Husband turned twenty-nine last weekend and we celebrated, hard. Birthdays are still new for us together and it is so fun learning what the word birthday holds in the other's mind. It is so fun being frivolous and proud and absolutely enamored over him. We rented the upstairs of a downtown pub and we ate his three birthday cakes and drank celebration beers and laughed over silly cards and wonderful family and friends and their kids (because we are that age now).
And then God sent us a week of warm and spots of sun and we've had a break from our small, tiny apartment. Our calendar is full. Hawaii is around the corner. And there are dates for the family bike ride and thoughts of heading North and camping plans and even talks of Christmas.
Again I find myself stepping back. How? How did this start to feel like home and how did I manage to marry the best man on this earth and how did we become such adults with our schedules and commitments and serious far-away goals. How does a good God, a great God keep choosing to bless me, a drifting on-and-off stumbling about follower.

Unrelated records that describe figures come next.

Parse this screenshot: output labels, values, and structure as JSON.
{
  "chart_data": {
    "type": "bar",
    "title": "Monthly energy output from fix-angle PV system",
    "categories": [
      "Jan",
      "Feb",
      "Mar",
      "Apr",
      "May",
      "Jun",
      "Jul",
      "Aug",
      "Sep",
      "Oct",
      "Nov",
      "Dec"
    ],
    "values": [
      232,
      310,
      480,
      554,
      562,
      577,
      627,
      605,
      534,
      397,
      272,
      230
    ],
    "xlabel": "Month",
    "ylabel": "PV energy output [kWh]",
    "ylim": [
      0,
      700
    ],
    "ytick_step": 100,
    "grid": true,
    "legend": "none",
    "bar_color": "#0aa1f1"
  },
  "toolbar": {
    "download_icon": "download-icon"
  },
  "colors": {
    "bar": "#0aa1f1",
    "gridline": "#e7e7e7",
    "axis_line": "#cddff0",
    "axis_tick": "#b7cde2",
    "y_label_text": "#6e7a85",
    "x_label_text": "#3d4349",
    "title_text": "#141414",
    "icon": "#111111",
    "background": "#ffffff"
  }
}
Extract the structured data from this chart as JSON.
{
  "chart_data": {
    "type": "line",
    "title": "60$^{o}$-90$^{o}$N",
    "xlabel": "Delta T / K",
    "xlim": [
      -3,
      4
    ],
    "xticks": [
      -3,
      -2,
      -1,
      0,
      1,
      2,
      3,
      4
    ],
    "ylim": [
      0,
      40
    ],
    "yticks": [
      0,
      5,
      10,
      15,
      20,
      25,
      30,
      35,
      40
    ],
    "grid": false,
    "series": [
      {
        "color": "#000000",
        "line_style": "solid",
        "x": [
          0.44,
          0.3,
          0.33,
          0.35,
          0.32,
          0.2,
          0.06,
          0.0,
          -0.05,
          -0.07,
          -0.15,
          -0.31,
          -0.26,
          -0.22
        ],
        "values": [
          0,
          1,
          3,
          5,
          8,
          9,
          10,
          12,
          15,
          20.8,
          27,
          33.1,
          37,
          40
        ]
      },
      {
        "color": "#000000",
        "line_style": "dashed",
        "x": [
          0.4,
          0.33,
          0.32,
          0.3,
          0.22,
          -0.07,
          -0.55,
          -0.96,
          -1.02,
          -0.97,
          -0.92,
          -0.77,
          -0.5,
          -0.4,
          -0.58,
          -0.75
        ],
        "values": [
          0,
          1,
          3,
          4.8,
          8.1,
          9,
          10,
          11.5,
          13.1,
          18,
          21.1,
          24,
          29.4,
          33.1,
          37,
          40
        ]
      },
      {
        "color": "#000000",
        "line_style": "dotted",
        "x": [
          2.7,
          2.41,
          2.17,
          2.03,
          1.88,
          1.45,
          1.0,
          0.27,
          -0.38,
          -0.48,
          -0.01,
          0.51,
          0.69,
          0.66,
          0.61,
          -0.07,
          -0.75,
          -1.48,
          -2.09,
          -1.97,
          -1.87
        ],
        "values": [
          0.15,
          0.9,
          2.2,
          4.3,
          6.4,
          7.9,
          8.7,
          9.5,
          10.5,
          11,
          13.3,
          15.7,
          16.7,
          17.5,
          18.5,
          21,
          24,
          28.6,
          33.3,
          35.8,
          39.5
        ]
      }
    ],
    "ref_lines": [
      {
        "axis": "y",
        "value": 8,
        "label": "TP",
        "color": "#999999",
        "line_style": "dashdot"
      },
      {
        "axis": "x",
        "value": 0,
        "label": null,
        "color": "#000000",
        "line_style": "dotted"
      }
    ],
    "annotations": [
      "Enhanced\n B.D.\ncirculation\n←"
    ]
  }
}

I am happy to not understand because I am finding that I love Him more for it. This ridiculous love that I live in, hardly notice, sometimes demand-- it comes from A Being so above me and yet so close that I can feel Him rustling inside, knocking along my ribs, roughing my heart and in the moments when I do it right: when my eyes are actually open and my mind is not roaring and my heart wakes, then I am so overcome by the grace of love and in that moment He wins another part of me I had not thought to give Him.